Au regard de la configuration actuelle des mairies et du nombre des conseillers municipaux, l’organisation des régionales avant les municipales profiterait au Rdpc. Dans ce cas, ces élections pourraient-elles être considérées comme crédibles ?
La tenue des élections régionales avant les élections municipales ne présente véritablement aucun enjeu. Cette option qui profiterait tout au plus au Rdpc, parti au pouvoir, n’est pas de nature à crédibiliser le système démocratique camerounais pour les raisons ci-après : le suffrage pour l’élection des conseillers régionaux étant indirect, les 70 délégués des départements sur les 90 conseillers élus par région ne sauraient jouir de la légitimité souhaitée, dès lors qu’ils sont élus par un collège électoral composé des conseillers municipaux en fin d’un mandat de surcroît prorogé. Par ailleurs, la configuration actuelle du collège électoral, qui présente une forte prédominance du Rdpc dans toutes les dix régions du pays, donne le résultat acquis d’avance en faveur de ce parti qui évidemment, disposera de la majorité voire la totalité des conseillers régionaux partout. La représentativité des autres partis politiques au sein des conseils régionaux s’en trouverait ainsi compromise.

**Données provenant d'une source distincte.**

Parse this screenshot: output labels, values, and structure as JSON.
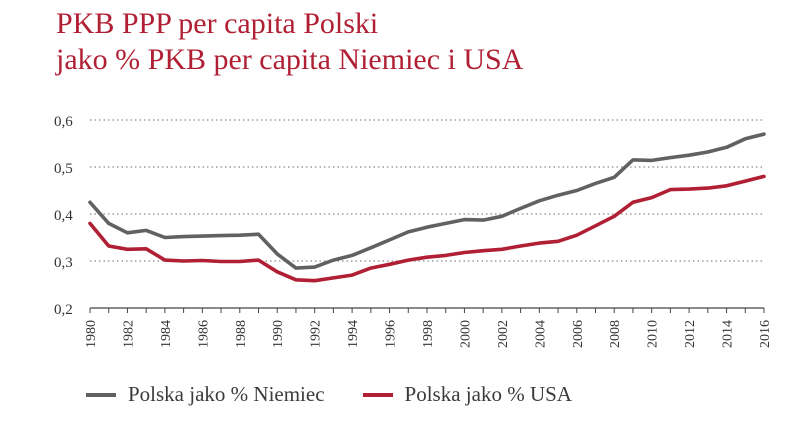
{
  "chart_data": {
    "type": "line",
    "title_lines": [
      "PKB PPP per capita Polski",
      "jako % PKB per capita Niemiec i USA"
    ],
    "xlabel": "",
    "ylabel": "",
    "x": [
      1980,
      1981,
      1982,
      1983,
      1984,
      1985,
      1986,
      1987,
      1988,
      1989,
      1990,
      1991,
      1992,
      1993,
      1994,
      1995,
      1996,
      1997,
      1998,
      1999,
      2000,
      2001,
      2002,
      2003,
      2004,
      2005,
      2006,
      2007,
      2008,
      2009,
      2010,
      2011,
      2012,
      2013,
      2014,
      2015,
      2016
    ],
    "x_tick_labels": [
      "1980",
      "1982",
      "1984",
      "1986",
      "1988",
      "1990",
      "1992",
      "1994",
      "1996",
      "1998",
      "2000",
      "2002",
      "2004",
      "2006",
      "2008",
      "2010",
      "2012",
      "2014",
      "2016"
    ],
    "y_tick_labels": [
      "0,6",
      "0,5",
      "0,4",
      "0,3",
      "0,2"
    ],
    "y_ticks": [
      0.6,
      0.5,
      0.4,
      0.3,
      0.2
    ],
    "xlim": [
      1980,
      2016
    ],
    "ylim": [
      0.2,
      0.6
    ],
    "grid": "horizontal-dotted",
    "legend_position": "bottom",
    "series": [
      {
        "name": "Polska jako % Niemiec",
        "color": "#5f6163",
        "values": [
          0.425,
          0.38,
          0.36,
          0.365,
          0.35,
          0.352,
          0.353,
          0.354,
          0.355,
          0.357,
          0.315,
          0.285,
          0.287,
          0.302,
          0.312,
          0.328,
          0.345,
          0.362,
          0.372,
          0.38,
          0.388,
          0.387,
          0.395,
          0.412,
          0.428,
          0.44,
          0.45,
          0.465,
          0.478,
          0.515,
          0.514,
          0.52,
          0.525,
          0.532,
          0.542,
          0.56,
          0.57
        ]
      },
      {
        "name": "Polska jako % USA",
        "color": "#b01f33",
        "values": [
          0.38,
          0.332,
          0.325,
          0.326,
          0.302,
          0.3,
          0.301,
          0.299,
          0.299,
          0.302,
          0.277,
          0.26,
          0.258,
          0.264,
          0.27,
          0.285,
          0.293,
          0.302,
          0.308,
          0.312,
          0.318,
          0.322,
          0.325,
          0.332,
          0.338,
          0.342,
          0.355,
          0.375,
          0.395,
          0.425,
          0.435,
          0.452,
          0.453,
          0.455,
          0.46,
          0.47,
          0.48
        ]
      }
    ]
  }
}
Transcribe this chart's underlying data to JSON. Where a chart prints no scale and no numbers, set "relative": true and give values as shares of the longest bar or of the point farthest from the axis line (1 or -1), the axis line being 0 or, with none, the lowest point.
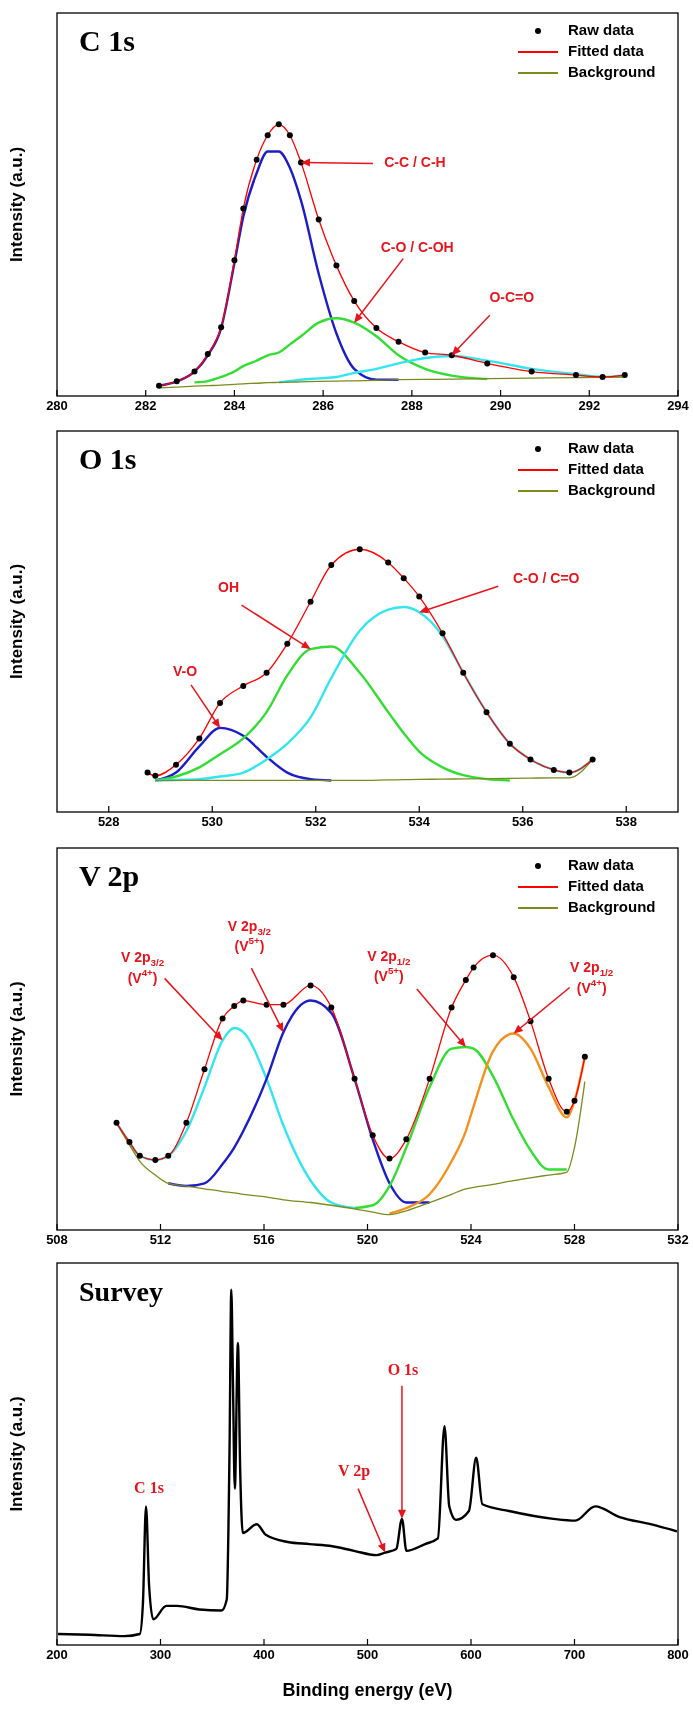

Une nouvelle prorogation du mandat des maires et des députés ne mettrait-elle pas en cause leur légitimité ?
Le respect des dispositions légales encadrant la prorogation des mandats des élus conforte leur légalité et leur légitimité, dès lors qu’ils sont élus dans le cadre des scrutins transparents que les acteurs politiques, la société civile et la population ne sauraient contester au gré de leurs intérêts. A cet effet, si les conditions légales sont réunies, l’on peut valablement s’attendre à une nouvelle prorogation des mandats des députés et des conseillers municipaux. Si cette nouvelle prorogation peut être de six mois maximum pour les conseillers municipaux, sa durée n’est pas fixée pour les députés.